There are four flavors of baked beans, all organic and free of GMO’s, herbicides, pesticides, gluten, dairy and meat. Outstanding Original is a traditional baked bean recipe, with pinto and navy beans, local maple syrup, onions and some garlic. Soothing Summer Breeze is another non-spicy flavor made with pinto and navy beans and kombu, which is removed after boiling. There are two spicier flavors: Jumping Jalapeno (made with red, green and jalapeno peppers, onion, garlic and tomatoes) and Fiery Texas Tornado, which has a smoky flavor and is flavored with chipotle pepper. MacMillan said that Fiery Texas Tornado is also the top seller, beating out even the traditional baked bean.

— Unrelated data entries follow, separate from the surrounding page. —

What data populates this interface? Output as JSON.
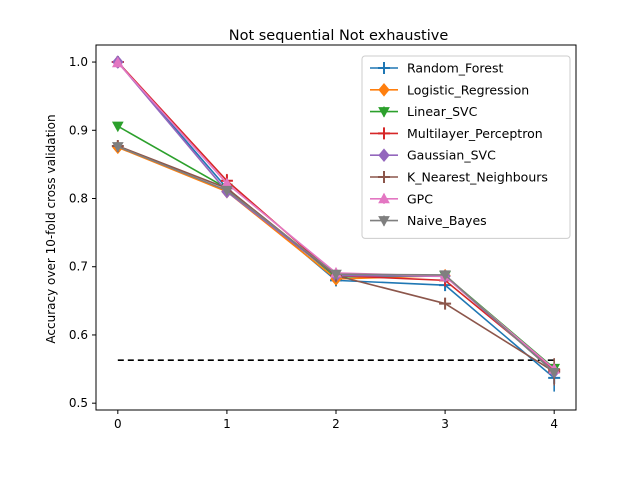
{
  "chart_data": {
    "type": "line",
    "title": "Not sequential Not exhaustive",
    "xlabel": "",
    "ylabel": "Accuracy over 10-fold cross validation",
    "xlim": [
      -0.2,
      4.2
    ],
    "ylim": [
      0.49,
      1.025
    ],
    "x": [
      0,
      1,
      2,
      3,
      4
    ],
    "xticks": [
      0,
      1,
      2,
      3,
      4
    ],
    "yticks": [
      0.5,
      0.6,
      0.7,
      0.8,
      0.9,
      1.0
    ],
    "ytick_labels": [
      "0.5",
      "0.6",
      "0.7",
      "0.8",
      "0.9",
      "1.0"
    ],
    "legend_position": "top-right",
    "baseline": {
      "y": 0.563,
      "style": "dashed",
      "color": "#000000"
    },
    "series": [
      {
        "name": "Random_Forest",
        "color": "#1f77b4",
        "marker": "plus",
        "values": [
          1.0,
          0.815,
          0.68,
          0.673,
          0.537
        ],
        "errors": [
          0.003,
          0.01,
          0.006,
          0.008,
          0.02
        ]
      },
      {
        "name": "Logistic_Regression",
        "color": "#ff7f0e",
        "marker": "diamond",
        "values": [
          0.875,
          0.81,
          0.682,
          0.687,
          0.549
        ],
        "errors": [
          0.003,
          0.006,
          0.005,
          0.004,
          0.005
        ]
      },
      {
        "name": "Linear_SVC",
        "color": "#2ca02c",
        "marker": "tri-down",
        "values": [
          0.906,
          0.815,
          0.685,
          0.687,
          0.551
        ],
        "errors": [
          0.002,
          0.006,
          0.005,
          0.004,
          0.005
        ]
      },
      {
        "name": "Multilayer_Perceptron",
        "color": "#d62728",
        "marker": "plus",
        "values": [
          1.0,
          0.826,
          0.687,
          0.68,
          0.549
        ],
        "errors": [
          0.002,
          0.01,
          0.007,
          0.008,
          0.007
        ]
      },
      {
        "name": "Gaussian_SVC",
        "color": "#9467bd",
        "marker": "diamond",
        "values": [
          1.0,
          0.81,
          0.687,
          0.686,
          0.546
        ],
        "errors": [
          0.002,
          0.004,
          0.004,
          0.004,
          0.004
        ]
      },
      {
        "name": "K_Nearest_Neighbours",
        "color": "#8c564b",
        "marker": "plus",
        "values": [
          0.877,
          0.815,
          0.687,
          0.646,
          0.546
        ],
        "errors": [
          0.003,
          0.01,
          0.008,
          0.008,
          0.02
        ]
      },
      {
        "name": "GPC",
        "color": "#e377c2",
        "marker": "tri-up",
        "values": [
          0.999,
          0.822,
          0.691,
          0.686,
          0.55
        ],
        "errors": [
          0.002,
          0.006,
          0.005,
          0.004,
          0.005
        ]
      },
      {
        "name": "Naive_Bayes",
        "color": "#7f7f7f",
        "marker": "tri-down",
        "values": [
          0.876,
          0.812,
          0.689,
          0.688,
          0.545
        ],
        "errors": [
          0.003,
          0.006,
          0.004,
          0.004,
          0.006
        ]
      }
    ]
  }
}
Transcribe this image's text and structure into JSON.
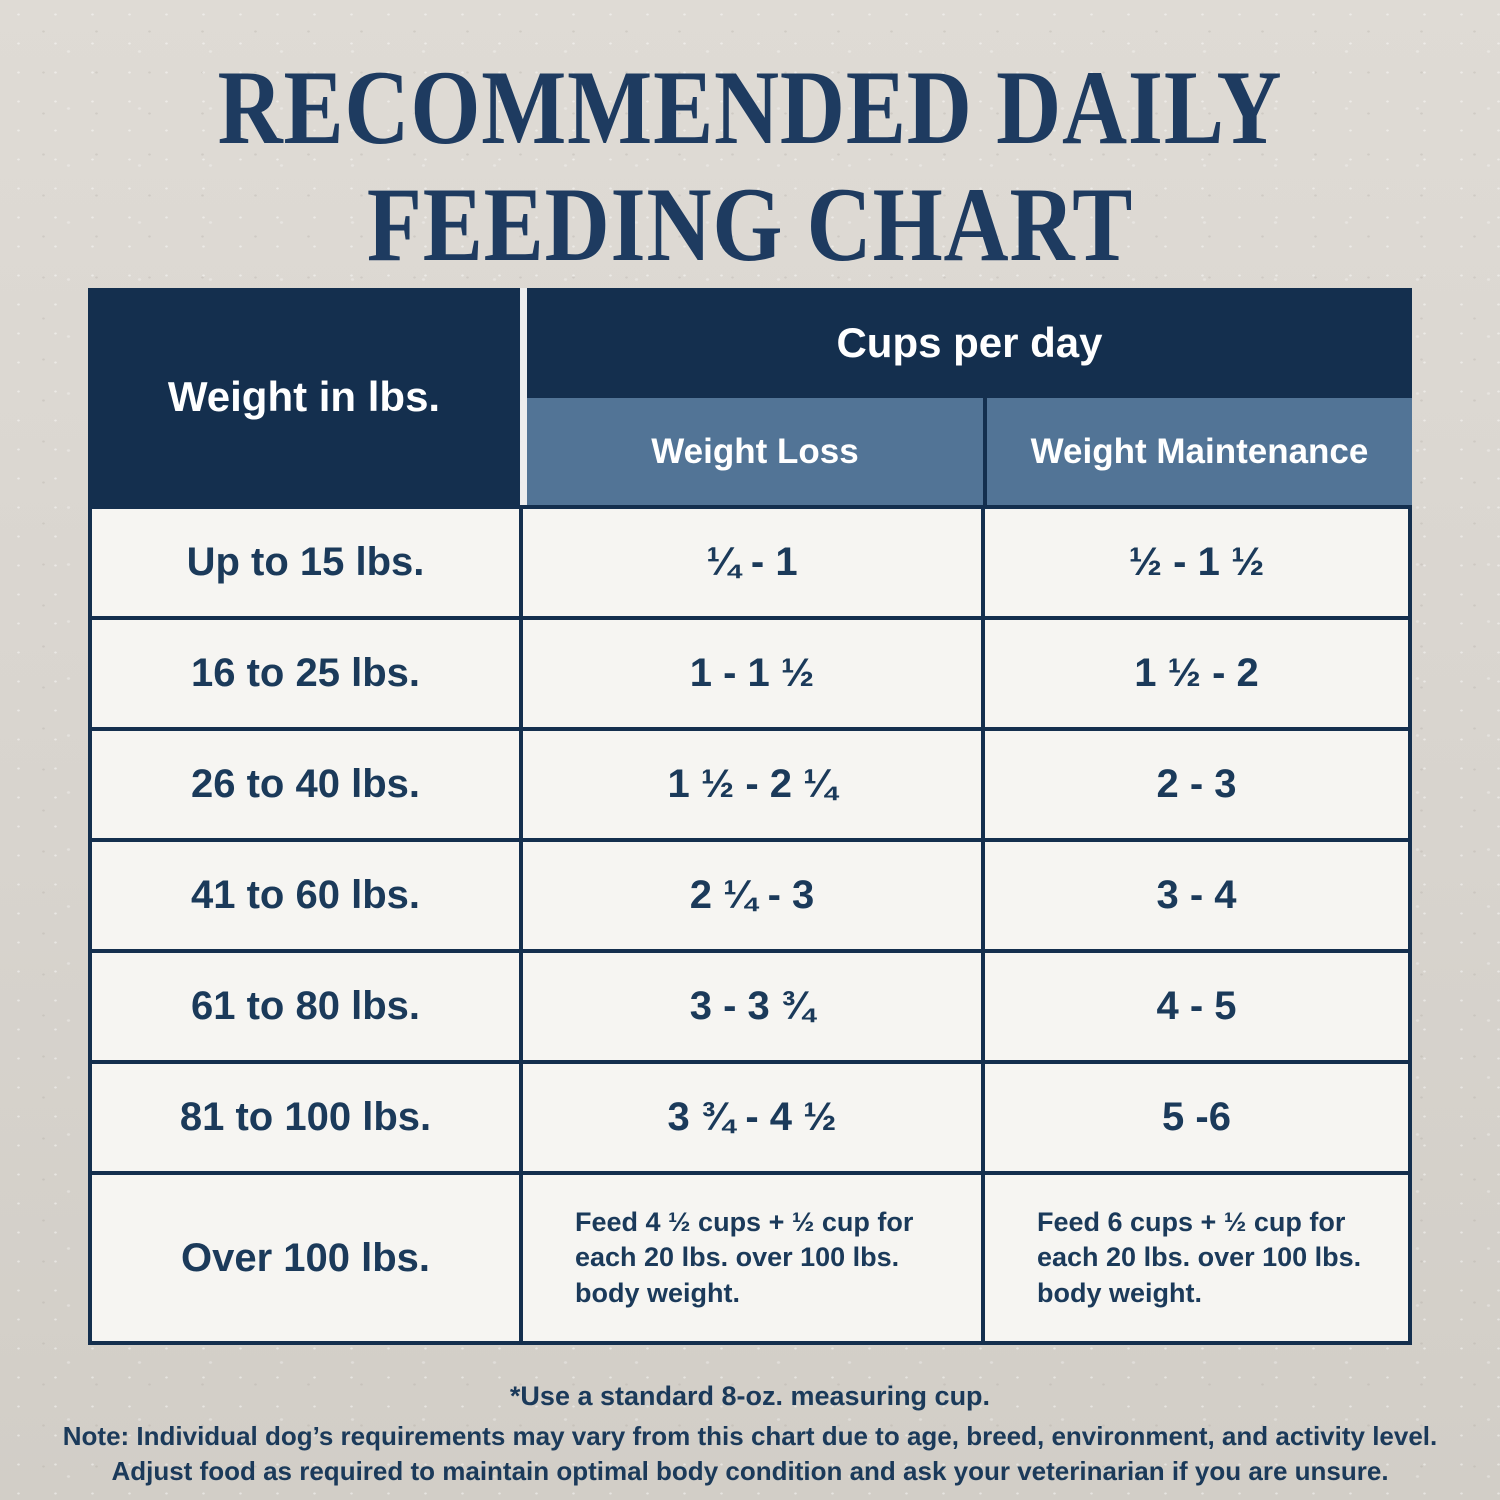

“Especially in the summertime it’s a great barbecue-y flavor,” she said. “That, and the sweetness.”
Key ingredients in all the recipes include local honey, tomatoes (sourced from Breakwind Farm in season), organic onions, garlic and organic blackstrap molasses.
“I’ve said that I’m going to do a non-sweet [flavor], because I can cater to every customer that’s out there because they’re gluten-free [and] dairy-free, except for sugar-free,” MacMillan said.
MacMillan’s recipes are not only sensitive to dietary restraints, but she and her husband promote the organic and local food movement at Breakwind Farm, which includes the farmstand and beans. Their farm in Hopkinton is solar-powered and workers from around the world have come to help with tasks on the farm.
“People that stay at the farm, it’s the same thing, they get that we’re into local … organic,” MacMillan said. “Basically, we’re generating self-sustainability and the local economy.”
The beans are available at farmers markets throughout the week. MacMillan prepares the beans once a week and makes 128 quarts of baked beans for the markets she attends. MacMillan also participates as a vendor at events throughout the year, including the Hopkinton Fair, New England Brewfest, Warner Fall Foliage Festival, Boston Local Food Festival and the Deerfield Fair.
“I think it’s a great comfort food for winter time,” MacMillan said. “It’s a great hearty flavor — it fills you up.”